Atiku unveils draft policy, harps on private sector initiative

Former Vice President and presidential aspirant on the platform of the All Progressives Congress (APC) Atiku Abubakar has said that the private sector is a better facilitator of job creation, than government.

 

 

Atiku, while unveiling his policy agenda on Monday, in Abuja, said he would use the instrumentality of tax rebates to encourage the private sector to create more jobs.

 

 

“A lot of time people have asked me if my strategy of using tax rebate as a tool for private sector job creation will not reduce the income coming from government.

 

 

“My answer is that those people who will be employed in the jobs that are created will be taxable as well and thus government is even going to make more money. The way to run a modern government is to run it as a business. If you do not know how to run businesses, you certainly don’t have any business running government,” Atiku said.

 

 

According to him, “the draft policy was drawn up within the context of the manifesto of the APC and the document provides an overview of our policy position – the main thrust of which is the explicit bid to modify the way the machinery of the Federal Government works.”

 

 

The draft policy contains key policy areas which include employment generation and wealth creation; infrastructure and power; education and skill acquisition; security; citizenship and governance; agriculture and food security and Niger-Delta and North-East re-integration.

 

 

Each of the key policy areas has sub-components that make allowance for broad inclusiveness which will make the policies have direct impact on ordinary Nigerians.

 

 

In the specific area of energy and infrastructure, the Atiku draft policy says government will, “create sustainable funding structures to drive infrastructure and power development; invest in local government capacity to develop and expand infrastructural provision and review the federation account and restructure government finances to boost infrastructure development.”

 

 

In the area of security, the draft policy promises to: “aggressively combat the scourge of terrorism and insurgency by increased resources and better co-ordination between the security agencies; replace the security adviser with a National Security Council; improved civil-military relations; pave way for the establishment of state police and clarify local government and state boundaries to pre-empt and defuse inter-communal conflicts.”

 

 

According to him, “the days have gone when government will announce 7 or 9 points agenda.
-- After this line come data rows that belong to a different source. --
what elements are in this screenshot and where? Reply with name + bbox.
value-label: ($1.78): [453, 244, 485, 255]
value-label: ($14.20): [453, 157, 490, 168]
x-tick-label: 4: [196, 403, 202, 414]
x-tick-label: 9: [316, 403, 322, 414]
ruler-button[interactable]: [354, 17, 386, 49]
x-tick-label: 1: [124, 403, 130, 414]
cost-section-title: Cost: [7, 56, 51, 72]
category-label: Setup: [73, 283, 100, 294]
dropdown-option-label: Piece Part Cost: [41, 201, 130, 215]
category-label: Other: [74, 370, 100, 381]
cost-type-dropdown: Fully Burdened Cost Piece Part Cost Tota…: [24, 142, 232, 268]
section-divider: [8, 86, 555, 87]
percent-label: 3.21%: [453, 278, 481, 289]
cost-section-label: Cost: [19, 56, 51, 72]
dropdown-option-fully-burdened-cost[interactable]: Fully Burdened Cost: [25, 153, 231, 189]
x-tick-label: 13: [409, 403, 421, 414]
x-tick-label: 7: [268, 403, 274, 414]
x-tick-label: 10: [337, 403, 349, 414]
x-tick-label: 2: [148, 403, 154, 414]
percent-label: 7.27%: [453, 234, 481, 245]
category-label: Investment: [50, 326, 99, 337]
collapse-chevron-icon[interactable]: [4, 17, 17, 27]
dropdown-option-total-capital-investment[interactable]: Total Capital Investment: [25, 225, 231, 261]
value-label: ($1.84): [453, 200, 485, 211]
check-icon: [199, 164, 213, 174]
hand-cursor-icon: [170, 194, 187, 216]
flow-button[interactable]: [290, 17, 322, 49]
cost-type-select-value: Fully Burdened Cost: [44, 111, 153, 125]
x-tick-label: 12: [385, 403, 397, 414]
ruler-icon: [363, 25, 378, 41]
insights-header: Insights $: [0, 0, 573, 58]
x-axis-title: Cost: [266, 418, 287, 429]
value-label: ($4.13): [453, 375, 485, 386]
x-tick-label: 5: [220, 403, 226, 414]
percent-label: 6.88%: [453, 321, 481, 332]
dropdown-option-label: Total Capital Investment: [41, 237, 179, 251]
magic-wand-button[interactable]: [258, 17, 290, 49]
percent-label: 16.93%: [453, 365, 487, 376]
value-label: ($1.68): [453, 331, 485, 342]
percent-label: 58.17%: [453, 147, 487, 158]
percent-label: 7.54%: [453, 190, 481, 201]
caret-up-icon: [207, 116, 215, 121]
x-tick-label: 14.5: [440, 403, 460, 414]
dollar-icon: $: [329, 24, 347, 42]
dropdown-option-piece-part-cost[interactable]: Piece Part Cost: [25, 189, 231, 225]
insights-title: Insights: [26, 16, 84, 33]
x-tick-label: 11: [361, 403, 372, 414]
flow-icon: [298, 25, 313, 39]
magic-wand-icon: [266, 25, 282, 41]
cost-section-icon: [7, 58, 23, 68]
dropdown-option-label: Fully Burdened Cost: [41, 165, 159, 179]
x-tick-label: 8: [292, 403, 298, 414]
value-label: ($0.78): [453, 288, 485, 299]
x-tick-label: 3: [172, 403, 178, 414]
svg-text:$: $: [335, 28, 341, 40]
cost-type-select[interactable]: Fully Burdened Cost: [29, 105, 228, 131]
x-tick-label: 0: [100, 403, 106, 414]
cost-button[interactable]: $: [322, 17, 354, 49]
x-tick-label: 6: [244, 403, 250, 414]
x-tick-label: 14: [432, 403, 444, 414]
What we are bringing on board are proposals that are unprecedented in the way government business of governance is conducted in this country.”

 

 

Earlier in his address, the Director General of the Atiku Campaign Organisation, Professor Babalola Borishade noted that the draft policy will be exhaustively reviewed by a review panel comprising policy experts later in the month at the Obasanjo Presidential Library in Otta, Ogun State.